The ability to listen and speak, also called oral language skills, are the basic building blocks of effective communication. Oral language development in early childhood lays the foundation for learning to read and write when children reach school age. Language and literacy skills are essential for successfully navigating society. As a parent, there are many things you can do to give your young child a solid foundation for communication, reading, and academic success. Below are some strategies you can use to build your young child’s language skills:

  • Statements not questions
    • Parents often ask their children questions to test their knowledge and try to get them to talk—What color is the ball? How many apples are there? What is that? Instead of asking questions, it is more effective to make declarative statements that provide information and a language model for the child—Look at the green ball. There are five apples. Wow, I see a blue bird. Describing items in your environment does much more to build your child’s vocabulary and expressive language skills than asking a series of questions.
  • Self talk
    • Self talk is describing what you are doing without necessarily expecting a response from the child. For example, while you are playing with blocks you might say “I’m stacking the blocks to build a tall tower. I need more blocks.

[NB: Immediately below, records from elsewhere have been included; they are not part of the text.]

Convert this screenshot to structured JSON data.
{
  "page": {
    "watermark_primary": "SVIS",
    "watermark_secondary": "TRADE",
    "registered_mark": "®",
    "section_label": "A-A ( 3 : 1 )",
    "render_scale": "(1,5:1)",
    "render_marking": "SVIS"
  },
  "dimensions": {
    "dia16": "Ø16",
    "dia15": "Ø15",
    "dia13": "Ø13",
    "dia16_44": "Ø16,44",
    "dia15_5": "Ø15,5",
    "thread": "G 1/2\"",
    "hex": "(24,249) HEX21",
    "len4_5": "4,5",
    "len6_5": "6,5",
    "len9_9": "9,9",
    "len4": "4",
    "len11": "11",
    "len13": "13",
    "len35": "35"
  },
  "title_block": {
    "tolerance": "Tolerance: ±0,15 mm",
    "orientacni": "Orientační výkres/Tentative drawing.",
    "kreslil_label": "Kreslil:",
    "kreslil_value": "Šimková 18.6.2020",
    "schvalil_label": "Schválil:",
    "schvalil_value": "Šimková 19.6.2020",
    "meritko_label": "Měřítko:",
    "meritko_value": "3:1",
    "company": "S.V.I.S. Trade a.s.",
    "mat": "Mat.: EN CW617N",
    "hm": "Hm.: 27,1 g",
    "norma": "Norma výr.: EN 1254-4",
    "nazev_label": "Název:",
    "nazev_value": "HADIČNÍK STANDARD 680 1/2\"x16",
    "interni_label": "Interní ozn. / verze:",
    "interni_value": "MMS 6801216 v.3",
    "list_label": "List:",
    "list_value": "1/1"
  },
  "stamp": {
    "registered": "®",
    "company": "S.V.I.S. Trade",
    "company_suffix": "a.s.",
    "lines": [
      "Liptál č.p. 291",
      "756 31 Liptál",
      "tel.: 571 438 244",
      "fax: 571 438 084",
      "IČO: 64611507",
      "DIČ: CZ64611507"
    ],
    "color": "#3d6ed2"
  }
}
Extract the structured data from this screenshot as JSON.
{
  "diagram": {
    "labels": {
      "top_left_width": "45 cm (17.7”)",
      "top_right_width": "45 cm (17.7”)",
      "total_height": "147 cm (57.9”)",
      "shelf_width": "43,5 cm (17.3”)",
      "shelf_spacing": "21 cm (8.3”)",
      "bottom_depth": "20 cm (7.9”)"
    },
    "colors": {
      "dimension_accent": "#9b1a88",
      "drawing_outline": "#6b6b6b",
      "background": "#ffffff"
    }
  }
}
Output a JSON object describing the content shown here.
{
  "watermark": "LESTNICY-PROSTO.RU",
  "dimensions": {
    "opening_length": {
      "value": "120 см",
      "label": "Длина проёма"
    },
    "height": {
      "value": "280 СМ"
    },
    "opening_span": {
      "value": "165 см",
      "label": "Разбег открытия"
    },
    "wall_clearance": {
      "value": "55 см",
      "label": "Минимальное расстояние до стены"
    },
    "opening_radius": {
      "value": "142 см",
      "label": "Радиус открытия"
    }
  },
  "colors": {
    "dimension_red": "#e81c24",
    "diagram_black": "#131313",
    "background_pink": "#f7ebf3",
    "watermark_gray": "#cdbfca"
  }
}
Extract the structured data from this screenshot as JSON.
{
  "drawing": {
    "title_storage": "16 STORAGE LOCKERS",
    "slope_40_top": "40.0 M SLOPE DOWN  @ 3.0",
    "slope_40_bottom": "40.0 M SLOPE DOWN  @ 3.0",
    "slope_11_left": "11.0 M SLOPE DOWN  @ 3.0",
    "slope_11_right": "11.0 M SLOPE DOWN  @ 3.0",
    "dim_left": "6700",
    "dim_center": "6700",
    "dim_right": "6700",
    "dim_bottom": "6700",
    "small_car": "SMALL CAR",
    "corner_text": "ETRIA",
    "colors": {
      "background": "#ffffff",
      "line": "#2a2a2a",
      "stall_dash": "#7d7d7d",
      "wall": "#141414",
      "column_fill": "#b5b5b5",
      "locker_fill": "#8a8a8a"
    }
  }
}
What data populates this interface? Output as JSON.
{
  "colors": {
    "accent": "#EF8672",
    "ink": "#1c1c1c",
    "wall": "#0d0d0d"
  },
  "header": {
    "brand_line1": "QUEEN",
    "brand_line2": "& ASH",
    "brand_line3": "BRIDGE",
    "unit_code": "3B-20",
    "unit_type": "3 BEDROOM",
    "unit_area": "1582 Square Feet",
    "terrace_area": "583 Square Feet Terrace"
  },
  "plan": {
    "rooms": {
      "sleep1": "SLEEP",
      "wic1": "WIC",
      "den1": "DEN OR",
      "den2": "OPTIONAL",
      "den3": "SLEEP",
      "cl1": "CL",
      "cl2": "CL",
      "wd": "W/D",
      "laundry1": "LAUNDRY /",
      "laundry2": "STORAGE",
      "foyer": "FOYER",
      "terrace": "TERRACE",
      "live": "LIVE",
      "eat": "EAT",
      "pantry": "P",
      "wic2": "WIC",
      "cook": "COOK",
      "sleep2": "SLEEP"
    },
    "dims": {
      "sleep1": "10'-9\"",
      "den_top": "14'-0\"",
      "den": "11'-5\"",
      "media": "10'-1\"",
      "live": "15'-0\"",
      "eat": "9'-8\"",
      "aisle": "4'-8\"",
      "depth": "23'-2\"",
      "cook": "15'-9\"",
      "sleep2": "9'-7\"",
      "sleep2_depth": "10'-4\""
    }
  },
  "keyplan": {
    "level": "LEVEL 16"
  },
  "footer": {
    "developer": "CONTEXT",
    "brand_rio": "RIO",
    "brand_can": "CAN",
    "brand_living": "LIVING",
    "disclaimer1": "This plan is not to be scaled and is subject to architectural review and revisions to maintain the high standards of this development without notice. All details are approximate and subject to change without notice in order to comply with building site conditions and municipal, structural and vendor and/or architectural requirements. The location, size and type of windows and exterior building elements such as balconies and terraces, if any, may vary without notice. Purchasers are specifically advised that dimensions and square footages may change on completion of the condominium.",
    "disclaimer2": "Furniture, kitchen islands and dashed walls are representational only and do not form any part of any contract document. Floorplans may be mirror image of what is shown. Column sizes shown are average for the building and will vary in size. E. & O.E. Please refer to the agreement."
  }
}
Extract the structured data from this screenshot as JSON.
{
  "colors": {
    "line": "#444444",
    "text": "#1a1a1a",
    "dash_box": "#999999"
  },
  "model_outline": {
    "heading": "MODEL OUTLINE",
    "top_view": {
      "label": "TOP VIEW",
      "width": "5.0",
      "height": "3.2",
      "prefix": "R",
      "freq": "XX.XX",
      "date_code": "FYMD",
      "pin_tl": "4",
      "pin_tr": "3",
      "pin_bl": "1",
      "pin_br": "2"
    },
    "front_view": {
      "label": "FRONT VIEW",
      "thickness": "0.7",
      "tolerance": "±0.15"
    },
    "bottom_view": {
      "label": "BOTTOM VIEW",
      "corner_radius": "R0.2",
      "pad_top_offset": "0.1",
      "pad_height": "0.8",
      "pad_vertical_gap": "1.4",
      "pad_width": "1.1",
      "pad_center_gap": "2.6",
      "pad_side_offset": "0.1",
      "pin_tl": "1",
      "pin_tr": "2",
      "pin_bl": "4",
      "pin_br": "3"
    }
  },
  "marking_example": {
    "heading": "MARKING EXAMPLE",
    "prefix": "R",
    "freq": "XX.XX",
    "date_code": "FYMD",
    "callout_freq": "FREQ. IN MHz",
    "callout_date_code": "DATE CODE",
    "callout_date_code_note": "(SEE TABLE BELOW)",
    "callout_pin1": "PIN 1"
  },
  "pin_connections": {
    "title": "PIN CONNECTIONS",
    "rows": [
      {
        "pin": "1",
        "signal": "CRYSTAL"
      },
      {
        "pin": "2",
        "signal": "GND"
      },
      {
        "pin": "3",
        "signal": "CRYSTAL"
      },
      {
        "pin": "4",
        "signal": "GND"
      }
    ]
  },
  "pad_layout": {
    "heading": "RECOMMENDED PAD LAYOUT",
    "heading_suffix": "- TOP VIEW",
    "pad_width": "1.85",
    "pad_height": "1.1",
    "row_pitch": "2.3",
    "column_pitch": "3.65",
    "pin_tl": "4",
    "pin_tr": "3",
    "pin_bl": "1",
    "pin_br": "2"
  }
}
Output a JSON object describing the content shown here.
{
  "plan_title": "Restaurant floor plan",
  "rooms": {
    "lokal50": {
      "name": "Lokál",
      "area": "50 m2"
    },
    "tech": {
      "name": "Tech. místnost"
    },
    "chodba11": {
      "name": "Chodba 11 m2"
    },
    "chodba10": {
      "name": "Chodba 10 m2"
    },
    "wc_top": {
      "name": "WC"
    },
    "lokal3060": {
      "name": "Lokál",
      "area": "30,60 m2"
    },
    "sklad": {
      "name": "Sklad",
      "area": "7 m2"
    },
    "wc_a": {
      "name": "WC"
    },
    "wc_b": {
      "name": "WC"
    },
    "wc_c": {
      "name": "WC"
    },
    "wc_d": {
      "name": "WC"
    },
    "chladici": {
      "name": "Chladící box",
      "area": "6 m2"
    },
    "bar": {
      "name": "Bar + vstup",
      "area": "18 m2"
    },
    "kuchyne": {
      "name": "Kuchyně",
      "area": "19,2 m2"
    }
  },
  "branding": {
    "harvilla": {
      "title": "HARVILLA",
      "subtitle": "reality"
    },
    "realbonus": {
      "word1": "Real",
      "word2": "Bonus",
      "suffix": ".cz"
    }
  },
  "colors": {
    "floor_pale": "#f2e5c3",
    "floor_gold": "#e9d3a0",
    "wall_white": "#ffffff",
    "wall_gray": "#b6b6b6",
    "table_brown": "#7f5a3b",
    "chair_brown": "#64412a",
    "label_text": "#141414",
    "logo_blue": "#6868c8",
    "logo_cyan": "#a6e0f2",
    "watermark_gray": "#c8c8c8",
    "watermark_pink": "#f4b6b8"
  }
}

My tower will be so tall!” Self talk allows you to model appropriate language for your child without putting pressure on them to repeat or answer a series of questions.
  • Parallel talk
    • Parallel talk is similar to self talk because you do not necessarily expect imitation or a response from the child. The difference is that for parallel talk, you are describing what the child is doing and modeling the vocabulary that matches their activity. For example, if the child is playing with blocks, your parallel talk could look like this: “You’re stacking the blocks! You are building a tall tower. Uh-oh! The tower fell down!” You may notice the child saying some of the words on their own when they are playing at a later time.
  • Recasting
    • You can think of recasting as indirectly correcting grammar. If your child makes a grammatical error, instead of telling the child “no, don’t say that,” you can recast to model the correct language for the child. For example, if your child says “I catched the ball!” You can recast, “wow, you caught the ball!” and emphasize the target word. This allows you to validate what the child is saying and stay engaged with the conversation while helping them improve their grammar.
  • Expansion
    • Expansion allows you to acknowledge the child’s statement while modeling a more complete or complex version of the idea. For example, if a dog barks and then your child says “dog” in response, you can comment “yes, the dog is barking” which provides a more complete thought. This allows you to validate the child’s comments and ideas while modeling more advanced language.

As you implement these strategies, you may notice vocabulary growth, improvements in grammar, and more use of complex sentences. Building your child’s oral language skills will support literacy development and enhance their academic readiness.